WP6 Year 4: evaluation

Semi-annual update: March – August 2019

Implementation and evaluation of the Good Life Kit has made steady progress through this period, with evaluations taking place in Germany, Netherlands, Spain and UK. Different approaches were taken in the centres, including both individual and group sessions. For example, the secondment to Valladolid, in February-March, included work with the local user group (Grupo de Expertos por Experencia).

Work on analysing the data from GLK evaluation sessions has continued at recent secondments, e.g. Luxembourg in May and Netherlands in July.

The deliverable Design Guidelines report was submitted on schedule during the Luxembourg secondment, though it was agreed that further work needed to be done to satisfy all partners before the report is widely disseminated. It was also agreed that sign-off would need to take place through the MinD management group, as otherwise there could be problems with different versions going into circulation.

A paper using material from the design guidelines report and focusing on the AIR model (Activities, Internal world, Relationships) will be presented at the MinD conference in Dresden in September.

Co-creation and co-production have remained central to WP6, as evidenced by the title of the design guidelines “With and for People with Dementia”, and also a workshop on Co-design led by people with lived experience will be held at the MinD conference.

Semi-annual update: September 2019 – February 2020

WP6 was to conduct the implementation and user testing for design proposals and prototypes developed in WP4&5 to assess their effectiveness and develop them through user feedback. It had three main objectives:

  • Iterative co-exploration of design proposals and prototypes with people with dementia, carers, and other stakeholders.
    • Where applicable, user testing of final prototypes with end-users to assess their impact and effectiveness on self-empowerment and social engagement.
    • From the test results, develop design guidelines for future use in dementia care.

WP6 has been led by NHT jointly with INTRAS and conducted alongside WP4 and 5. User testing was supported through work with end-users through NHT, UW and MMU in the UK, and through AKB in Germany, UT and ZSM in the Netherlands and INTRAS in Spain.
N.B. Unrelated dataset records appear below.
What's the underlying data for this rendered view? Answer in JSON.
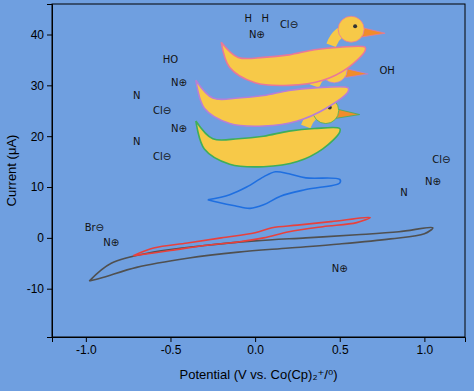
{
  "chart_data": {
    "type": "line",
    "x_label": "Potential (V vs. Co(Cp)₂⁺/⁰)",
    "y_label": "Current (μA)",
    "xlim": [
      -1.2,
      1.24
    ],
    "ylim": [
      -19.5,
      46
    ],
    "xticks": [
      {
        "value": -1,
        "label": "-1.0"
      },
      {
        "value": -0.5,
        "label": "-0.5"
      },
      {
        "value": 0,
        "label": "0.0"
      },
      {
        "value": 0.5,
        "label": "0.5"
      },
      {
        "value": 1,
        "label": "1.0"
      }
    ],
    "yticks": [
      -10,
      0,
      10,
      20,
      30,
      40
    ],
    "grid": false,
    "series": [
      {
        "color": "#505050",
        "line_style": "solid",
        "x": [
          -0.98,
          -0.85,
          -0.6,
          -0.3,
          0,
          0.3,
          0.6,
          0.85,
          1.05,
          1.0,
          0.8,
          0.5,
          0.2,
          -0.1,
          -0.4,
          -0.7,
          -0.9,
          -0.98
        ],
        "values": [
          -8.5,
          -5,
          -2.8,
          -1.5,
          -0.6,
          0,
          0.6,
          1.2,
          2,
          0.8,
          -0.2,
          -1.2,
          -2,
          -2.8,
          -4,
          -5.8,
          -7.8,
          -8.5
        ]
      },
      {
        "color": "#e8413c",
        "line_style": "solid",
        "x": [
          -0.72,
          -0.6,
          -0.4,
          -0.2,
          0,
          0.1,
          0.25,
          0.45,
          0.68,
          0.6,
          0.4,
          0.2,
          0.05,
          -0.1,
          -0.3,
          -0.5,
          -0.72
        ],
        "values": [
          -3.5,
          -2,
          -1,
          0,
          1,
          2,
          2.5,
          3.2,
          4,
          3,
          2.2,
          1.2,
          0,
          -0.8,
          -1.5,
          -2.5,
          -3.5
        ]
      },
      {
        "color": "#1f6fe0",
        "line_style": "solid",
        "x": [
          -0.28,
          -0.15,
          -0.05,
          0.05,
          0.12,
          0.2,
          0.3,
          0.5,
          0.5,
          0.3,
          0.15,
          0.05,
          -0.03,
          -0.12,
          -0.22,
          -0.28
        ],
        "values": [
          7.5,
          8.5,
          10,
          12,
          13,
          12.6,
          11.8,
          11.5,
          10.8,
          9.5,
          8.2,
          6.5,
          5.8,
          6.3,
          7,
          7.5
        ]
      },
      {
        "color": "#3fae5a",
        "line_style": "solid",
        "marker": "duck",
        "x": [
          -0.35,
          -0.25,
          -0.1,
          0.05,
          0.2,
          0.35,
          0.5,
          0.5,
          0.4,
          0.25,
          0.05,
          -0.15,
          -0.3,
          -0.35
        ],
        "values": [
          23,
          19.5,
          19.5,
          20,
          21,
          21.5,
          21.5,
          20.8,
          17.5,
          15,
          14,
          14.5,
          17.5,
          23
        ]
      },
      {
        "color": "#b77fd6",
        "line_style": "solid",
        "marker": "duck",
        "x": [
          -0.35,
          -0.25,
          -0.1,
          0.05,
          0.2,
          0.35,
          0.55,
          0.55,
          0.42,
          0.25,
          0.05,
          -0.15,
          -0.3,
          -0.35
        ],
        "values": [
          31,
          27.5,
          27.5,
          28,
          29,
          29.5,
          29.5,
          28.8,
          25.5,
          23,
          22,
          22.5,
          25.5,
          31
        ]
      },
      {
        "color": "#e8789a",
        "line_style": "solid",
        "marker": "duck",
        "x": [
          -0.2,
          -0.1,
          0.05,
          0.2,
          0.35,
          0.5,
          0.65,
          0.65,
          0.55,
          0.4,
          0.2,
          0,
          -0.15,
          -0.2
        ],
        "values": [
          38.5,
          35.5,
          35.5,
          36,
          37,
          37.5,
          37.5,
          36.8,
          33.5,
          31,
          30,
          30.5,
          33.5,
          38.5
        ]
      }
    ],
    "annotations": [
      {
        "text": "H",
        "x": -0.04,
        "y": 43.2
      },
      {
        "text": "H",
        "x": 0.06,
        "y": 43.2
      },
      {
        "text": "N⊕",
        "x": 0.01,
        "y": 40
      },
      {
        "text": "HO",
        "x": -0.5,
        "y": 35
      },
      {
        "text": "OH",
        "x": 0.78,
        "y": 33
      },
      {
        "text": "Cl⊖",
        "x": 0.2,
        "y": 42
      },
      {
        "text": "N⊕",
        "x": -0.45,
        "y": 30.5
      },
      {
        "text": "N",
        "x": -0.7,
        "y": 28
      },
      {
        "text": "Cl⊖",
        "x": -0.55,
        "y": 25
      },
      {
        "text": "N⊕",
        "x": -0.45,
        "y": 21.5
      },
      {
        "text": "N",
        "x": -0.7,
        "y": 19
      },
      {
        "text": "Cl⊖",
        "x": -0.55,
        "y": 16
      },
      {
        "text": "N",
        "x": 0.88,
        "y": 9
      },
      {
        "text": "N⊕",
        "x": 1.05,
        "y": 11
      },
      {
        "text": "Cl⊖",
        "x": 1.1,
        "y": 15.5
      },
      {
        "text": "N⊕",
        "x": -0.85,
        "y": -1
      },
      {
        "text": "Br⊖",
        "x": -0.95,
        "y": 2
      },
      {
        "text": "N⊕",
        "x": 0.5,
        "y": -6
      }
    ]
  }
}
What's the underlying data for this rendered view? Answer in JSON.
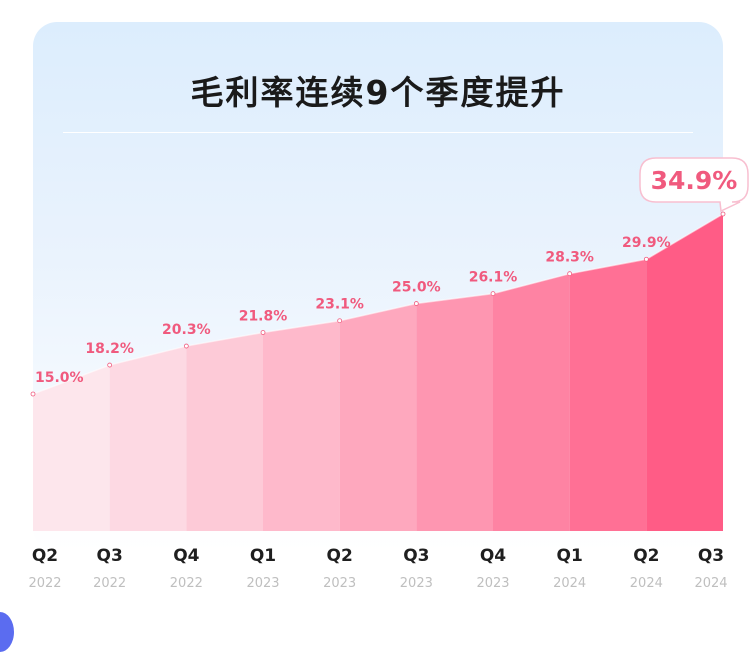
{
  "chart_data": {
    "type": "area",
    "title": "毛利率连续9个季度提升",
    "categories": [
      "Q2 2022",
      "Q3 2022",
      "Q4 2022",
      "Q1 2023",
      "Q2 2023",
      "Q3 2023",
      "Q4 2023",
      "Q1 2024",
      "Q2 2024",
      "Q3 2024"
    ],
    "x_quarters": [
      "Q2",
      "Q3",
      "Q4",
      "Q1",
      "Q2",
      "Q3",
      "Q4",
      "Q1",
      "Q2",
      "Q3"
    ],
    "x_years": [
      "2022",
      "2022",
      "2022",
      "2023",
      "2023",
      "2023",
      "2023",
      "2024",
      "2024",
      "2024"
    ],
    "values": [
      15.0,
      18.2,
      20.3,
      21.8,
      23.1,
      25.0,
      26.1,
      28.3,
      29.9,
      34.9
    ],
    "value_labels": [
      "15.0%",
      "18.2%",
      "20.3%",
      "21.8%",
      "23.1%",
      "25.0%",
      "26.1%",
      "28.3%",
      "29.9%",
      "34.9%"
    ],
    "unit": "%",
    "highlight_index": 9,
    "colors": {
      "label": "#f05a7e",
      "gradient_start": "#fde6ec",
      "gradient_end": "#ff5c86",
      "highlight_bubble_border": "#f8bfd0"
    },
    "grid": false,
    "legend": "none"
  }
}
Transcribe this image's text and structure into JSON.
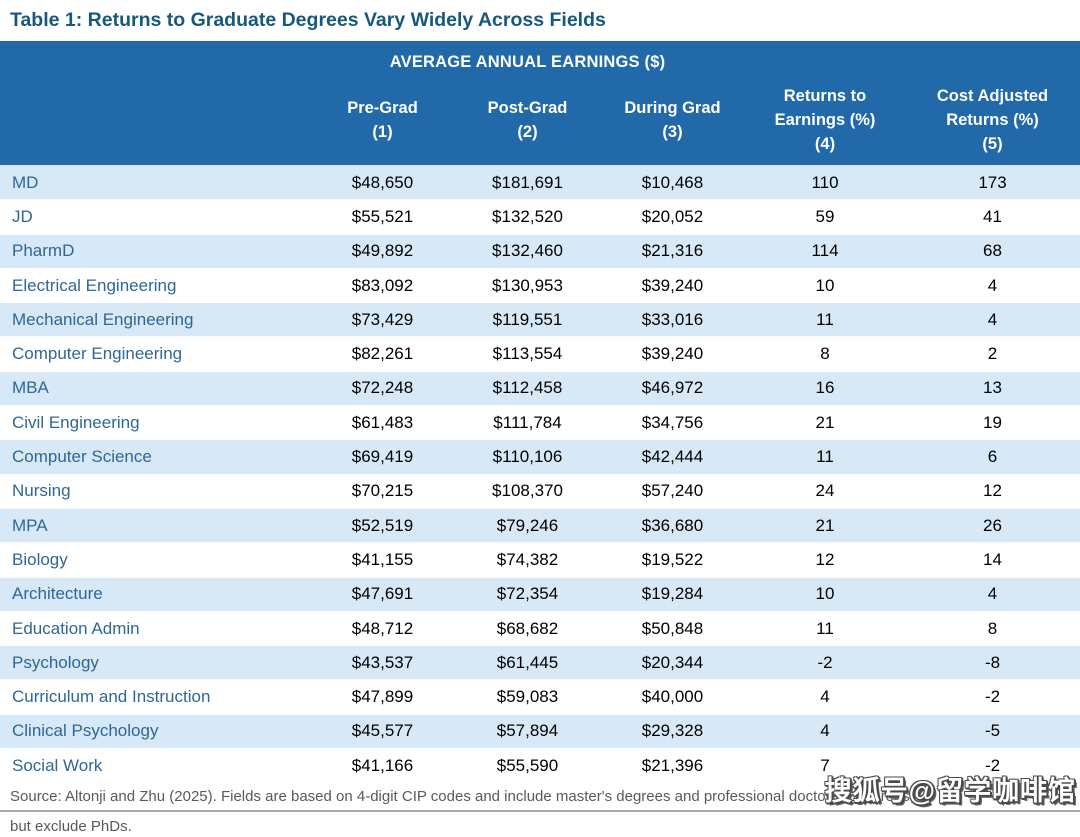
{
  "title": "Table 1: Returns to Graduate Degrees Vary Widely Across Fields",
  "chart_data": {
    "type": "table",
    "group_header": "AVERAGE ANNUAL EARNINGS ($)",
    "columns": [
      "Pre-Grad\n(1)",
      "Post-Grad\n(2)",
      "During Grad\n(3)",
      "Returns to\nEarnings (%)\n(4)",
      "Cost Adjusted\nReturns (%)\n(5)"
    ],
    "rows": [
      {
        "field": "MD",
        "values": [
          "$48,650",
          "$181,691",
          "$10,468",
          "110",
          "173"
        ]
      },
      {
        "field": "JD",
        "values": [
          "$55,521",
          "$132,520",
          "$20,052",
          "59",
          "41"
        ]
      },
      {
        "field": "PharmD",
        "values": [
          "$49,892",
          "$132,460",
          "$21,316",
          "114",
          "68"
        ]
      },
      {
        "field": "Electrical Engineering",
        "values": [
          "$83,092",
          "$130,953",
          "$39,240",
          "10",
          "4"
        ]
      },
      {
        "field": "Mechanical Engineering",
        "values": [
          "$73,429",
          "$119,551",
          "$33,016",
          "11",
          "4"
        ]
      },
      {
        "field": "Computer Engineering",
        "values": [
          "$82,261",
          "$113,554",
          "$39,240",
          "8",
          "2"
        ]
      },
      {
        "field": "MBA",
        "values": [
          "$72,248",
          "$112,458",
          "$46,972",
          "16",
          "13"
        ]
      },
      {
        "field": "Civil Engineering",
        "values": [
          "$61,483",
          "$111,784",
          "$34,756",
          "21",
          "19"
        ]
      },
      {
        "field": "Computer Science",
        "values": [
          "$69,419",
          "$110,106",
          "$42,444",
          "11",
          "6"
        ]
      },
      {
        "field": "Nursing",
        "values": [
          "$70,215",
          "$108,370",
          "$57,240",
          "24",
          "12"
        ]
      },
      {
        "field": "MPA",
        "values": [
          "$52,519",
          "$79,246",
          "$36,680",
          "21",
          "26"
        ]
      },
      {
        "field": "Biology",
        "values": [
          "$41,155",
          "$74,382",
          "$19,522",
          "12",
          "14"
        ]
      },
      {
        "field": "Architecture",
        "values": [
          "$47,691",
          "$72,354",
          "$19,284",
          "10",
          "4"
        ]
      },
      {
        "field": "Education Admin",
        "values": [
          "$48,712",
          "$68,682",
          "$50,848",
          "11",
          "8"
        ]
      },
      {
        "field": "Psychology",
        "values": [
          "$43,537",
          "$61,445",
          "$20,344",
          "-2",
          "-8"
        ]
      },
      {
        "field": "Curriculum and Instruction",
        "values": [
          "$47,899",
          "$59,083",
          "$40,000",
          "4",
          "-2"
        ]
      },
      {
        "field": "Clinical Psychology",
        "values": [
          "$45,577",
          "$57,894",
          "$29,328",
          "4",
          "-5"
        ]
      },
      {
        "field": "Social Work",
        "values": [
          "$41,166",
          "$55,590",
          "$21,396",
          "7",
          "-2"
        ]
      }
    ]
  },
  "footnote": {
    "line1": "Source: Altonji and Zhu (2025). Fields are based on 4-digit CIP codes and include master's degrees and professional doctorate degrees,",
    "line2": "but exclude PhDs."
  },
  "watermark": "搜狐号@留学咖啡馆",
  "colors": {
    "header_bg": "#2169a8",
    "stripe_row_bg": "#d7e8f7",
    "title_text": "#17597e",
    "field_text": "#2d6896",
    "footnote_text": "#595959"
  }
}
This included the following three tasks:

6.1.      Iterative co-exploration of design proposals and prototypes from WP4&5 with people with dementia, carers, and other stakeholders using co-design methodologies developed in WP2.

6.2.      User testing of final prototypes with end-users to assess their impact and effectiveness on self-empowerment and social engagement, using appropriate methodologies and protocols for user-centred testing for people with dementia, developed in WPs 2 and 3.

6.3.      Synthesise and compare test results to develop design guidelines for future use in care centres in discussion with relevant focus groups through Alzheimer Europe and our healthcare partners.

These tasks have now been completed and the design guidelines as well as a set of recommendations have been published on the MinD website:

Several presentations at the MinD Conference, held in Dresden on 19th-20th September 2019, covered issues of co-design. These included a paper by Jennifer Lim and colleagues on obtaining informed consent and monitoring mental capacity, available at https://tud.qucosa.de/api/qucosa%3A36687/attachment/ATT-0/. Julie Gosling and Tom Dening used material from the design guidelines report and focusing on the AIR model (Activities, Internal world, Relationships), and  JG also led a workshop on Co-design with people with lived experience at the MinD conference. See https://designingfordementia.eu/news/mind-events/mind-conference-2019 for the full conference proceedings.

Co-creation and co-production have been central throughout WP6, as evidenced by the title of the design guidelines “With and for People with Dementia”. The evaluation methodologies were co-designed and co-produced, which is still a relatively novel approach.